A panel of advertising executives and sales reps had some strong words for MSOs at the B&C-Multichannel News OnDemand Summit here Wednesday, saying operators need to move quickly before advertisers leave money on the table or let it all go to broadband.

"I applaud anybody who's going to help us move toward any kind of dynamic insertion," said Jen Soch, vice president. and activation director of Advanced TV at Mediavest, speaking after Cablevision Advanced Platform Sales executive vice president. Barry Frey keynoted the Summit luncheon.

Cablevision announced Wednesday that it will begin offering marketers 24-hour ad insertion capability within pre-roll VOD content.

"But they have to start involving the networks in these discussions," Soch said.

Many panelists said viewers are clearly watching content on demand, but the numbers showing exactly who is tuning in to the programming remains frustratingly vague. Ad executives believe statistics showing that on demand can be a smart targeted buy, would "help everybody to give a little bit more money to some of these [VOD] areas," Soch said.

Jan Young, director of network sales for TVN, said initiatives like Cox Communications' MyPrimetime -- which shows selected network shows on-demand the day after their original airing -- is a good "intermediate solution," but that the biggest problem facing on demand in terms of ad dollars is the time it takes from the time an initial call is made to the time an ad is placed.

"I have people dying to get into video on demand, but the minute I tell them the lead time, they say ‘no thanks,'" said Soch.

The long lead time is a result of the fact that the creative needs to be transported to the network, edited, and then coded before it is ready to be placed.

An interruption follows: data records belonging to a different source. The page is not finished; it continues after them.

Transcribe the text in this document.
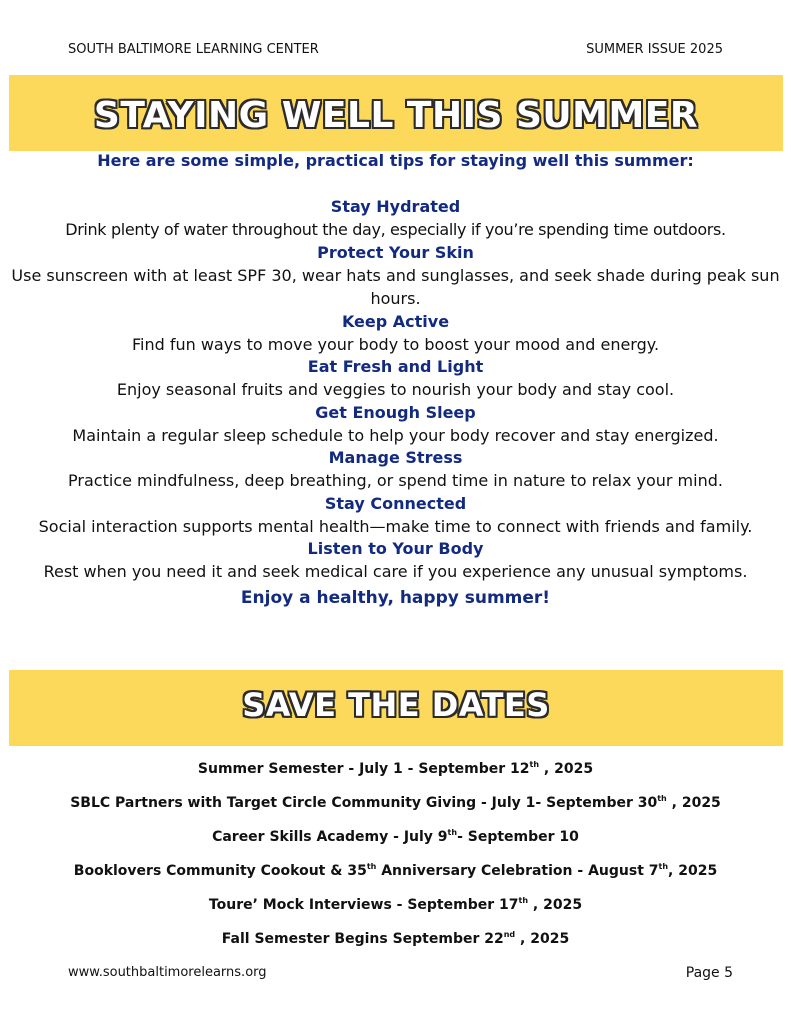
SOUTH BALTIMORE LEARNING CENTER	SUMMER ISSUE 2025
STAYING WELL THIS SUMMER

Here are some simple, practical tips for staying well this summer:

Stay Hydrated

Drink plenty of water throughout the day, especially if you’re spending time outdoors.

Protect Your Skin

Use sunscreen with at least SPF 30, wear hats and sunglasses, and seek shade during peak sun hours.

Keep Active

Find fun ways to move your body to boost your mood and energy.

Eat Fresh and Light

Enjoy seasonal fruits and veggies to nourish your body and stay cool.

Get Enough Sleep

Maintain a regular sleep schedule to help your body recover and stay energized.

Manage Stress

Practice mindfulness, deep breathing, or spend time in nature to relax your mind.

Stay Connected

Social interaction supports mental health—make time to connect with friends and family.

Listen to Your Body

Rest when you need it and seek medical care if you experience any unusual symptoms.

Enjoy a healthy, happy summer!

SAVE THE DATES

Summer Semester - July 1 - September 12th , 2025

SBLC Partners with Target Circle Community Giving - July 1- September 30th , 2025

Career Skills Academy - July 9th- September 10

Booklovers Community Cookout & 35th Anniversary Celebration - August 7th, 2025

Toure’ Mock Interviews - September 17th , 2025

Fall Semester Begins September 22nd , 2025

www.southbaltimorelearns.org	Page 5
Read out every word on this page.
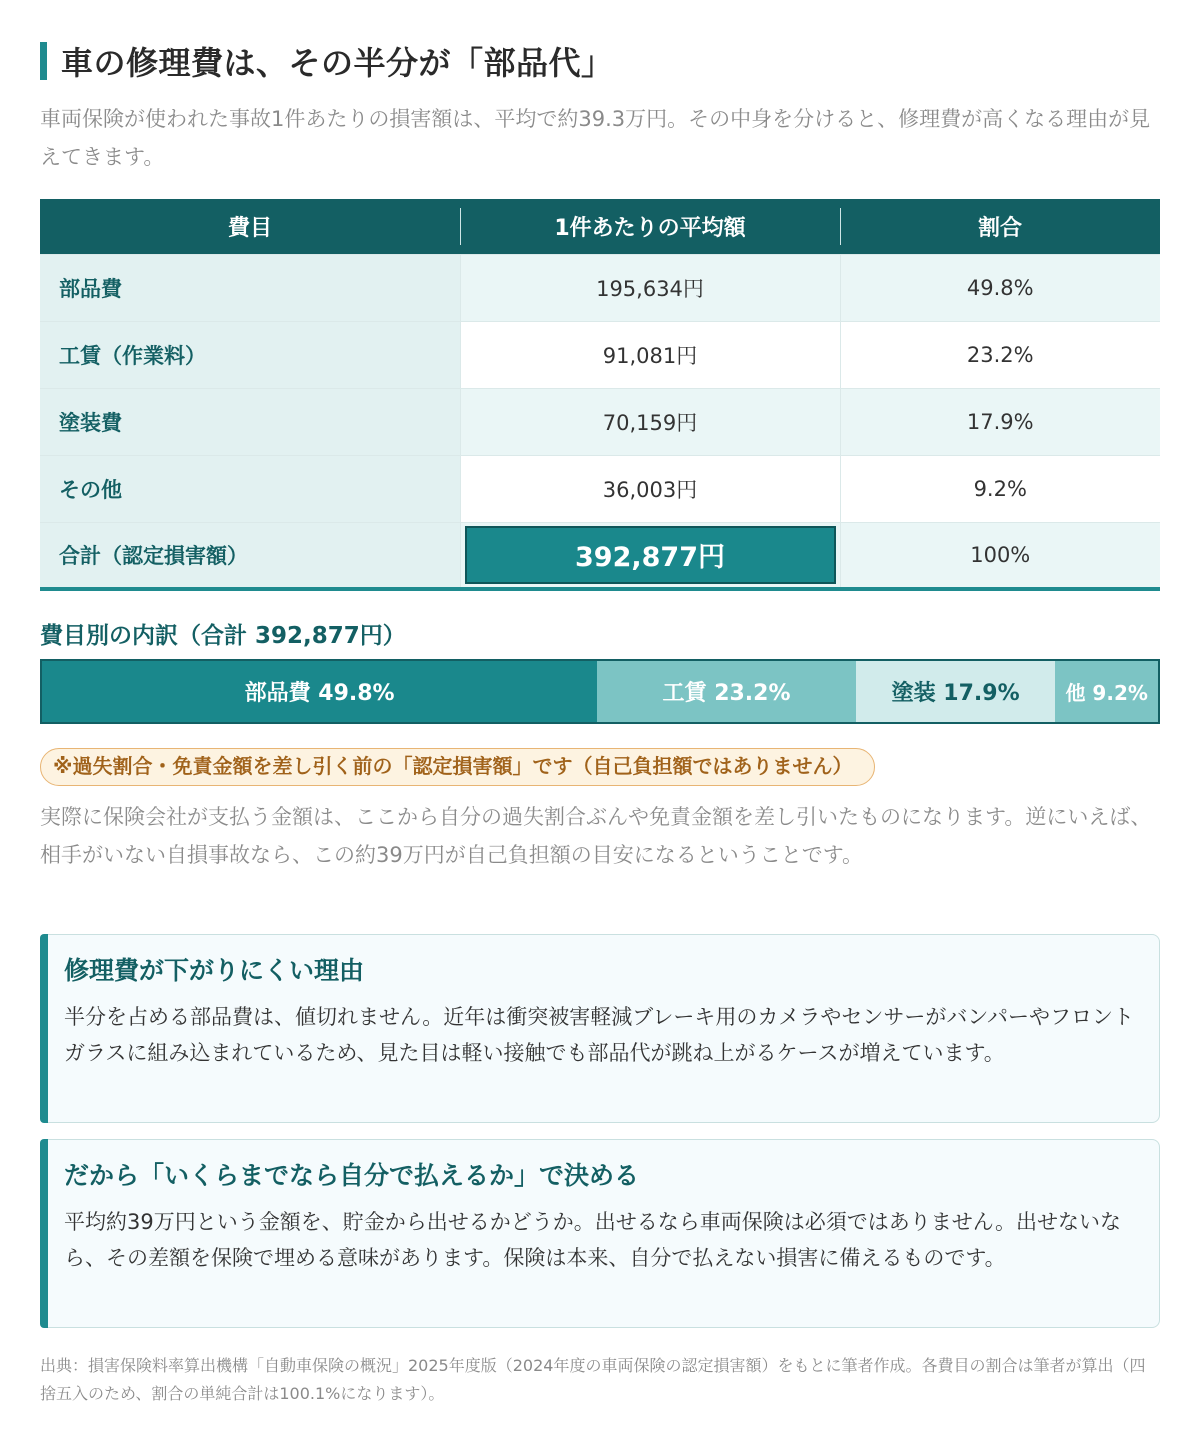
車の修理費は、その半分が「部品代」

車両保険が使われた事故1件あたりの損害額は、平均で約39.3万円。その中身を分けると、修理費が高くなる理由が見えてきます。

費目	1件あたりの平均額	割合
部品費	195,634円	49.8%
工賃（作業料）	91,081円	23.2%
塗装費	70,159円	17.9%
その他	36,003円	9.2%
合計（認定損害額）	392,877円	100%
費目別の内訳（合計 392,877円）
部品費 49.8%	工賃 23.2%	塗装 17.9%	他 9.2%
※過失割合・免責金額を差し引く前の「認定損害額」です（自己負担額ではありません）

実際に保険会社が支払う金額は、ここから自分の過失割合ぶんや免責金額を差し引いたものになります。逆にいえば、相手がいない自損事故なら、この約39万円が自己負担額の目安になるということです。

修理費が下がりにくい理由

半分を占める部品費は、値切れません。近年は衝突被害軽減ブレーキ用のカメラやセンサーがバンパーやフロントガラスに組み込まれているため、見た目は軽い接触でも部品代が跳ね上がるケースが増えています。

だから「いくらまでなら自分で払えるか」で決める

平均約39万円という金額を、貯金から出せるかどうか。出せるなら車両保険は必須ではありません。出せないなら、その差額を保険で埋める意味があります。保険は本来、自分で払えない損害に備えるものです。

出典：損害保険料率算出機構「自動車保険の概況」2025年度版（2024年度の車両保険の認定損害額）をもとに筆者作成。各費目の割合は筆者が算出（四捨五入のため、割合の単純合計は100.1%になります）。
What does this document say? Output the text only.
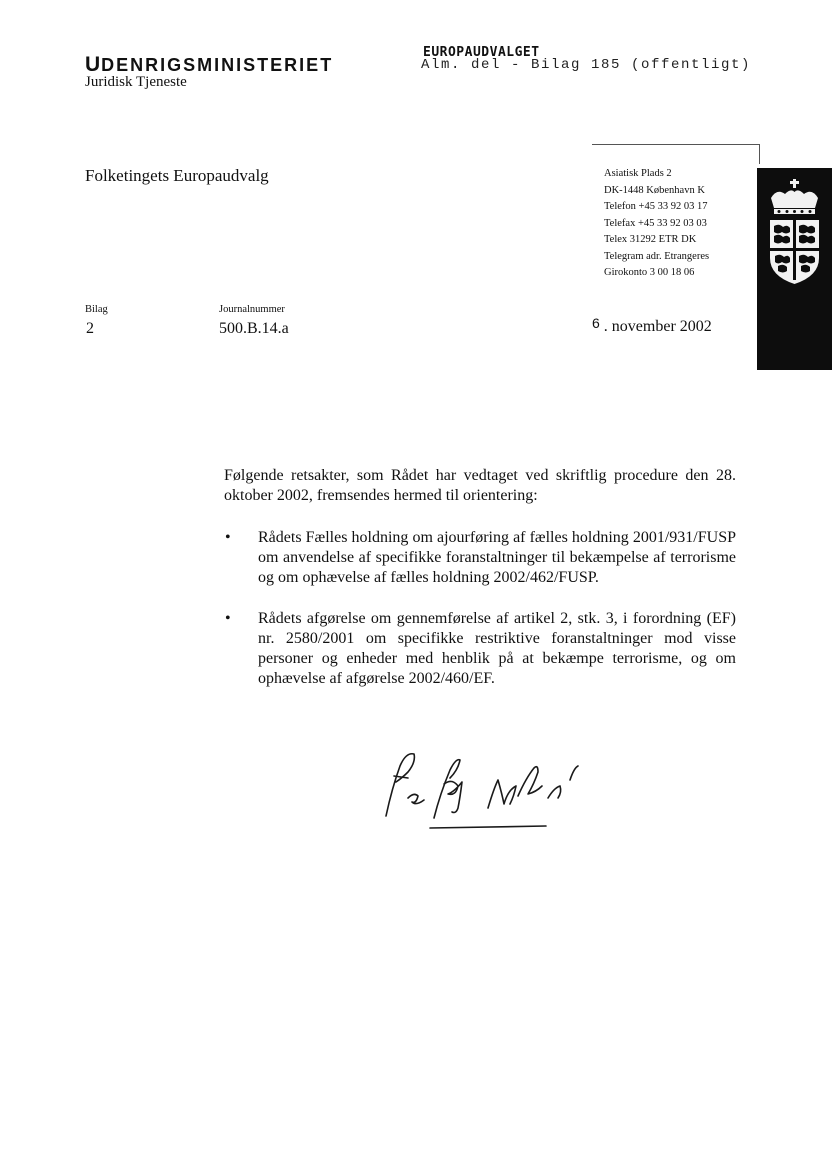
UDENRIGSMINISTERIET
Juridisk Tjeneste
EUROPAUDVALGET
Alm. del - Bilag 185 (offentligt)
Folketingets Europaudvalg	Asiatisk Plads 2
DK-1448 København K
Telefon +45 33 92 03 17
Telefax +45 33 92 03 03
Telex 31292 ETR DK
Telegram adr. Etrangeres
Girokonto 3 00 18 06
Bilag
2
Journalnummer
500.B.14.a	6 . november 2002

Følgende retsakter, som Rådet har vedtaget ved skriftlig procedure den 28. oktober 2002, fremsendes hermed til orientering:

• Rådets Fælles holdning om ajourføring af fælles holdning 2001/931/FUSP om anvendelse af specifikke foranstaltninger til bekæmpelse af terrorisme og om ophævelse af fælles holdning 2002/462/FUSP.
• Rådets afgørelse om gennemførelse af artikel 2, stk. 3, i forordning (EF) nr. 2580/2001 om specifikke restriktive foranstaltninger mod visse personer og enheder med henblik på at bekæmpe terrorisme, og om ophævelse af afgørelse 2002/460/EF.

While current lead time is often several months, Soch said the system needs to speed up considerably.

"Three or four weeks is it, or you're not going to be seeing anything from [my clients]," Soch said.

Beyond lead time, programmers need help from promoters to direct viewers to the on-demand platform, the panelists said.

That means getting them "away from the broadband, away from the computer screen," said Sunflower Broadband programming manager Andrea Pritchard, "and back in the living room."